Reducing VIetnam’s Public Investment to Increase Salary Level

After a review of the expense budget, the Finance Ministry forecasted that about VND20,700 billion will be used to increase the minimum wage from VND1.05 million to VND1.15 billion in 2013.

Public investment will be reduced to compensate for the increase

What is being discussed in the National Assembly is garnering much attention from the public. One of the pressing issues is a plan to increase the minimum wage.

Salary increase lower than the proposal

According to the approved plan, employees and workers in state-owned corporations will see their salaries increase to VND1.3 million in May 1, 2013. The Finance Ministry calculated that in order for this to become a reality, the Government will need to set aside an additional VND60,000-65,000 billion.
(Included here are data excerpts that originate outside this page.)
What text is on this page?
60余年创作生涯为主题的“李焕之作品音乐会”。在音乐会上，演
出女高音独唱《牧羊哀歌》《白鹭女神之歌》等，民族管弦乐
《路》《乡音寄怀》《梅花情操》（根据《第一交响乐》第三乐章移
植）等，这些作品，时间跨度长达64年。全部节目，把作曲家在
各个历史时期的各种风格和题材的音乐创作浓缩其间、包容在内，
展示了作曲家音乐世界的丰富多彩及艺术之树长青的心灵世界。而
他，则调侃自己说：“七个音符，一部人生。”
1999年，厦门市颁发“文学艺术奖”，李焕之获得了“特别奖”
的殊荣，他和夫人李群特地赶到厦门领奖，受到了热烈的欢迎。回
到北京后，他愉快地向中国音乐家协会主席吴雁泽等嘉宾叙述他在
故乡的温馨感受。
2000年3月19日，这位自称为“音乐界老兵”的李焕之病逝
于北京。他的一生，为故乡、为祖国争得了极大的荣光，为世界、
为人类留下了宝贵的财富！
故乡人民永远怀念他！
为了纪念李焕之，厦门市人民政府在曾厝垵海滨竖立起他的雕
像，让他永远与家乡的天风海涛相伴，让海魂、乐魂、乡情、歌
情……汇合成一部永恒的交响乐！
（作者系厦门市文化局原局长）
Due to difficulty in the capital allocation process, the Government has repeatedly postponed the wage increase deadline, from the Standing Committee Meeting on October 16 to an official report at the beginning of the 4th Session of the 13th National Assembly on October 22.

However, the deadline postponement encountered some resistance from NA deputies. Many deputies expressed difficulties that workers and retired employees, who receive salary from the Government Budget, would face and be requested to keep the deadline unchanged. Others proposed the Government to review public investment activities, reduce inappropriate investment projects instead of maintaining the current salary and wage level.
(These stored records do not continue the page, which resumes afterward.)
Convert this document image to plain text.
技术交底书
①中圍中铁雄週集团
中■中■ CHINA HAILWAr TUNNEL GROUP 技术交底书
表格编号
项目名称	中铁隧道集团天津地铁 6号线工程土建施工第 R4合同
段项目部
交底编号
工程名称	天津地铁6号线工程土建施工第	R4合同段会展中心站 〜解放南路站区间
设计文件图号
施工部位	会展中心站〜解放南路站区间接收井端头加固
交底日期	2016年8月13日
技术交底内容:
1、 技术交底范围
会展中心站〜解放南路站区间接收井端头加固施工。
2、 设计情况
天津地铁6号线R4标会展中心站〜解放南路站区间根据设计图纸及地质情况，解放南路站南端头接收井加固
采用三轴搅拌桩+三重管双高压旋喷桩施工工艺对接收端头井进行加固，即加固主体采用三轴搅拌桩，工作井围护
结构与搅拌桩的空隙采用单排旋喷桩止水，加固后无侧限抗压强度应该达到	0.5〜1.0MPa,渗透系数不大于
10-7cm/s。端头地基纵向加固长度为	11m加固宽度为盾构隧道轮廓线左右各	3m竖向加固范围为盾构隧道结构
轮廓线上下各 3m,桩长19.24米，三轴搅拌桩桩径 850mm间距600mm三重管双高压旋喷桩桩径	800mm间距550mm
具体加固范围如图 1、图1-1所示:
A lacklustre economy coupled with a period of high inflation has resulted in much hardship for the majority of people who rely on their salaries for a living, therefore the eagerness for a salary increase. However, the most serious problem is the price increase of necessities even before there is any proposal to increase the salary level. As a result, people express their hope in social forums that the Government will implement measures to stabilize commodity prices, especially the necessities, which is even more important than the salary increase itself. The previous salary increase has always been met with an increase in commodity prices, which effectively negates the positive impact of the salary increase and makes people''s live even more miserable.

After the Government''s request and discussion in the Parliament, the plan to increase wage levels was proposed, but not as high as previously expected. Finance Minister Vuong Dinh Hue proposed to add VND100,000 to the current wage level of VND1.05 million, effective from July 1, 2013. Around 8.3 people who are receiving retirement pension and social welfare beneficiary will benefit from the raise.
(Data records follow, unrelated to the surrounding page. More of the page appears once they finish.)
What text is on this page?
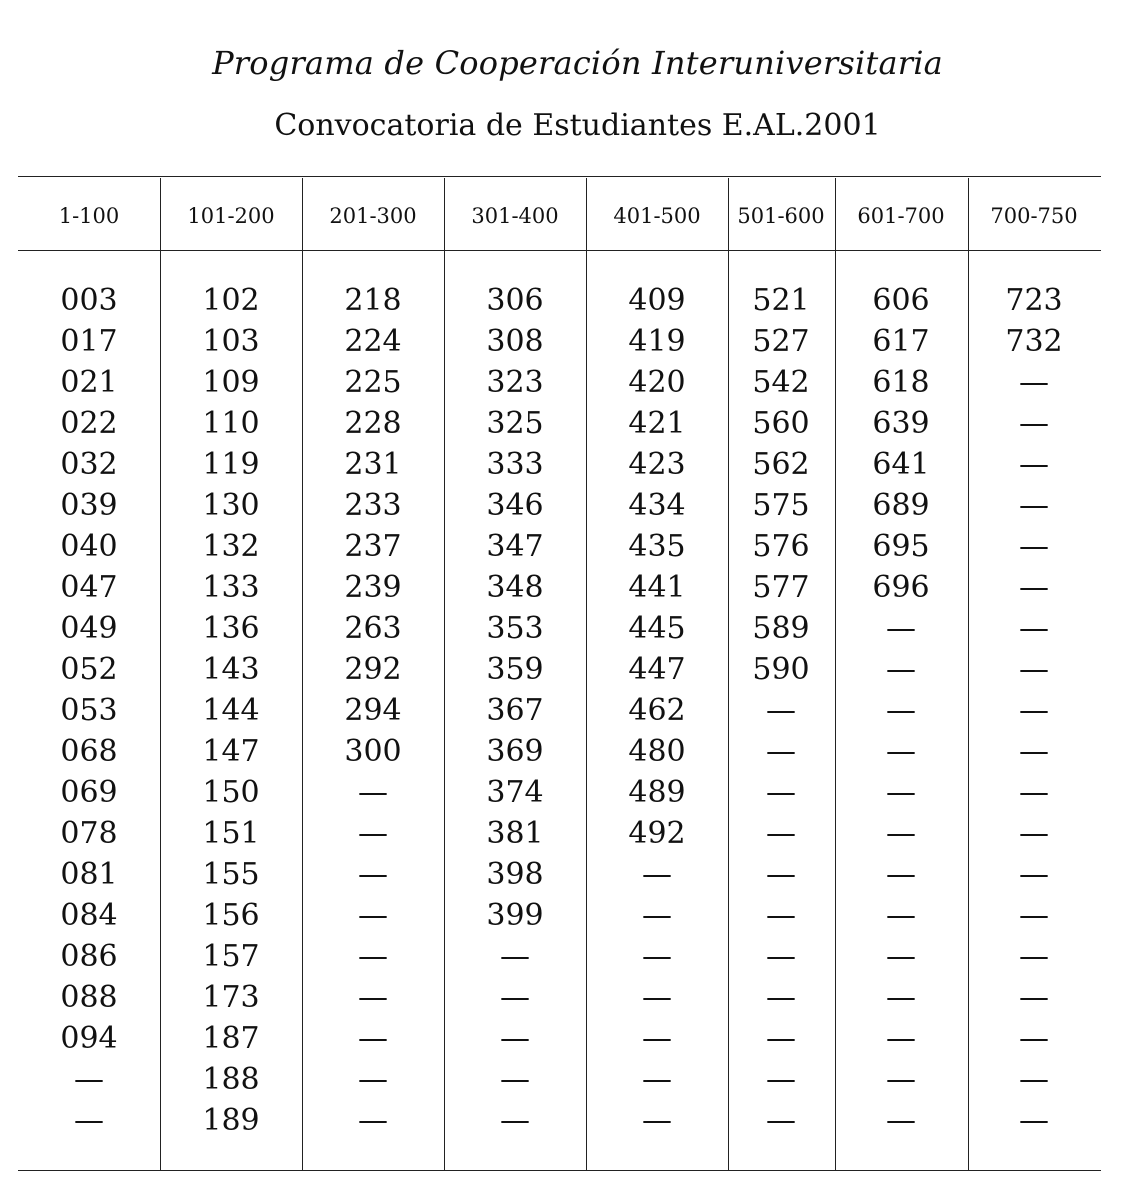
Programa de Cooperación Interuniversitaria
Convocatoria de Estudiantes E.AL.2001
1-100
003
017
021
022
032
039
040
047
049
052
053
068
069
078
081
084
086
088
094
—
—
101-200
102
103
109
110
119
130
132
133
136
143
144
147
150
151
155
156
157
173
187
188
189
201-300
218
224
225
228
231
233
237
239
263
292
294
300
—
—
—
—
—
—
—
—
—
301-400
306
308
323
325
333
346
347
348
353
359
367
369
374
381
398
399
—
—
—
—
—
401-500
409
419
420
421
423
434
435
441
445
447
462
480
489
492
—
—
—
—
—
—
—
501-600
521
527
542
560
562
575
576
577
589
590
—
—
—
—
—
—
—
—
—
—
—
601-700
606
617
618
639
641
689
695
696
—
—
—
—
—
—
—
—
—
—
—
—
—
700-750
723
732
—
—
—
—
—
—
—
—
—
—
—
—
—
—
—
—
—
—
—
The head of the Finance Ministry asserted, "This is the most practical proposal that the budget can withstand. The Government understands that this adjustment is what salaried employees, including myself, really want at the moment."

According to the Finance Ministry, in order to ensure enough fund for the wage increase during the last six months of 2013, the budget will need an additional VND20,700 billion, out of which VND18,400 billion is needed at the Central Government and VND3,300 billion is needed at the provincial level. Given the continuing budget deficit, this additional amount will necessitate the Government to restructure the expense budget. According to Mr Hue, public investment will be cut off by VND10,000 billion to around VND170,000 billion, below the budget deficit level. The Government also plans to issue VND55,000-66,000 billion of Government Bond in 2013 while still keeping in mind the issue plan in the 2012-2015 period. In addition, the Central Government will also need to reduce their expenses by 10 percent to make available the necessary fund.

Reduce public investment to prevent lavish spending
During his speech before the Parliament on October 30 afternoon, Minister of Planning and Investment Bui Quang Vinh admitted that in order to make possible the wage increase, the Government will need to reduce public investment activities in 2013. Also according to the Minister, compared to the demand in 2013, the proposed invested capital of VND180,000 billion is very low. This number will be even lower if the expected revenue from taxed land of VND39,000 billion does not materialize. Because of the proposal to cut off an additional VND10,000 billion for the wage increase, the public investment activities will be further reduced.

In 2013, the Government is expected to allocate VND93,100 billion, or 51.7 percent the budget, to provinces. Besides the common expenses of more than VND20,000 billion, the budget is only left with around VND66,000 billion. Minister Bui Quang Vinh reckoned, "Inclusive of the expenses for national programs, fund allocated to provinces currently represents 73 percent of the budget, while the remaining 27 percent stays with the Central Government".

The goal for public investment is to reduce inefficiency to prevent lavish spending and investment. With the above analysis, the Head of the Ministry of Planning and Investment affirmed the monitoring authority of the Parliament upon decisions made by the People''s Council at all levels.

The Government is also looking at the possibility of issuing about VND60,000 billion of government bond in order to assist provinces to finish incomplete projects. However, the Minister also noted that the total investment capital available for the next three years from 2012-2015 is only VND600,000 billion (maximum of VND222,000 billion in 2014 and VND244,000 in 2015 respectively, minus the 10 percent reserve for insufficient revenue). Thus, provinces need to implement appropriate investment strategies to prevent lavish spending and investment given the economic and budgetary conditions.